Георг пытался поймать взгляд Петера, чтобы понять причину катастрофы и загадку поведения товарища, увидеть хоть тень вины или расстройства на его лице. Но ничего этого не наблюдал. Петер выглядел плачевно, словно смирившийся с гибелью своей карьеры, истративший последние силы ангел. Да и вообще, он казался каким-то уж очень спокойным… И тут странная догадка мелькнула в голове Георга:
– Постой-ка, ты хочешь сказать… – он опешил и невольно отшатнулся от Петера. – Что ты сделал это… намеренно?
Вот теперь Петер поднял на него свои огромные темные глаза, и в его взгляде Георг прочел всю правду о том, что же на самом деле произошло.
– Ну, знаешь ли, это уж слишком! Ты понимаешь, что будет тебе за такое своеволие?
Петер отвел взгляд в сторону.
– Сто лет назад ты чуть было не утащил ее в ад, и лишь моя заслуга в том, что вы оба там не остались. Я Всевышнему соврал, чтобы тебя выгородить! А теперь ты принялся за старое! Когда же ты уймешься наконец?
Но Петер продолжал смотреть куда-то в сторону, как завороженный. И Георг осекся, заметив этот странный взгляд.
– Куда ты смотришь? – спросил он. И не дождавшись ответа, тоже обернулся.
Лена стояла в пяти шагах от них. От неожиданности Георг отпрянул.
– Как ты нашла нас? – изумленно воскликнул он.
– Сама не знаю, – растерянно улыбнулась она.
– Лена… – проговорил Петер и шагнул к ней.
– Эй! – пытался помешать им Георг. – Одумайтесь! Немедленно перестаньте обниматься! Или вас двоих опять сделают людьми.
Но Лена уже крепко обхватила Петера, уткнувшись в его доброе, родное до боли плечо.
– Сто лет тебя не видела! – проговорила она. – Здравствуй.
Петер тоже крепко держал в объятиях и больше не собирался отпускать.

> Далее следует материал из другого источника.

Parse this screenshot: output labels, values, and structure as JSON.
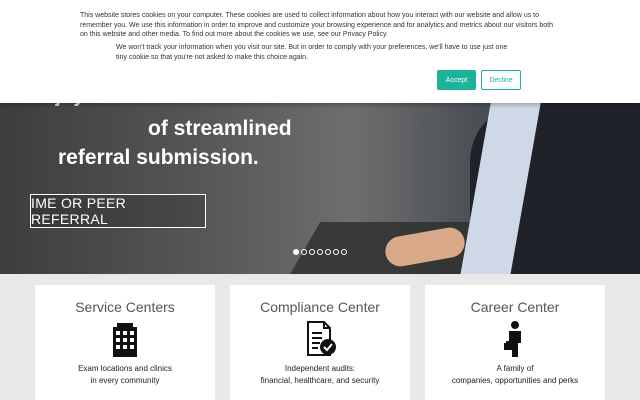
{
  "cookie_banner": {
    "text1": "This website stores cookies on your computer. These cookies are used to collect information about how you interact with our website and allow us to remember you. We use this information in order to improve and customize your browsing experience and for analytics and metrics about our visitors both on this website and other media. To find out more about the cookies we use, see our Privacy Policy.",
    "text2": "We won't track your information when you visit our site. But in order to comply with your preferences, we'll have to use just one tiny cookie so that you're not asked to make this choice again.",
    "accept_label": "Accept",
    "decline_label": "Decline",
    "accent_color": "#1db39b"
  },
  "hero": {
    "line1": "Enjoy the benefits",
    "line2": "of streamlined",
    "line3": "referral submission.",
    "cta_label": "IME OR PEER REFERRAL",
    "slides_total": 7,
    "active_slide": 1
  },
  "cards": [
    {
      "title": "Service Centers",
      "icon": "office-building-icon",
      "desc1": "Exam locations and clinics",
      "desc2": "in every community"
    },
    {
      "title": "Compliance Center",
      "icon": "document-check-icon",
      "desc1": "Independent audits:",
      "desc2": "financial, healthcare, and security"
    },
    {
      "title": "Career Center",
      "icon": "businessperson-icon",
      "desc1": "A family of",
      "desc2": "companies, opportunities and perks"
    }
  ]
}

– Прости меня, – сказал он. – Я погорячился.
– Чокнутые! – нервничал Георг. – Немедленно от-ле-пи-тесь друг от друга! Пока никто не увидел… – и его поджатые от досады губы красноречиво выдавали искреннюю обеспокоенность за друзей.
Но встреча через века и расстояния была настолько желанной, что все остальное казалось неважным и второстепенным.
– Как я скучал по тебе… – шептал Петер, прижимая ее к своей груди и стараясь вобрать в себя тепло души, которую он так любил. Запомнить, задержать – на случай, если их опять надолго разлучат. И признавался себе, что достиг верха блаженства, выше которого рая уже не существует. Только кружащий вокруг, словно ворон, Георг все еще пытался исправить положение и продолжал взывать к их благоразумию.
– Да вы не работаете, ребята! – орал начальник отдела. – Я поручил вам пустяшное задание, а вы с ним возитесь битых пятьдесят лет! Если давать всяким олухам на перевоспитание по полвека, так никакой ангельской жизни не хватит!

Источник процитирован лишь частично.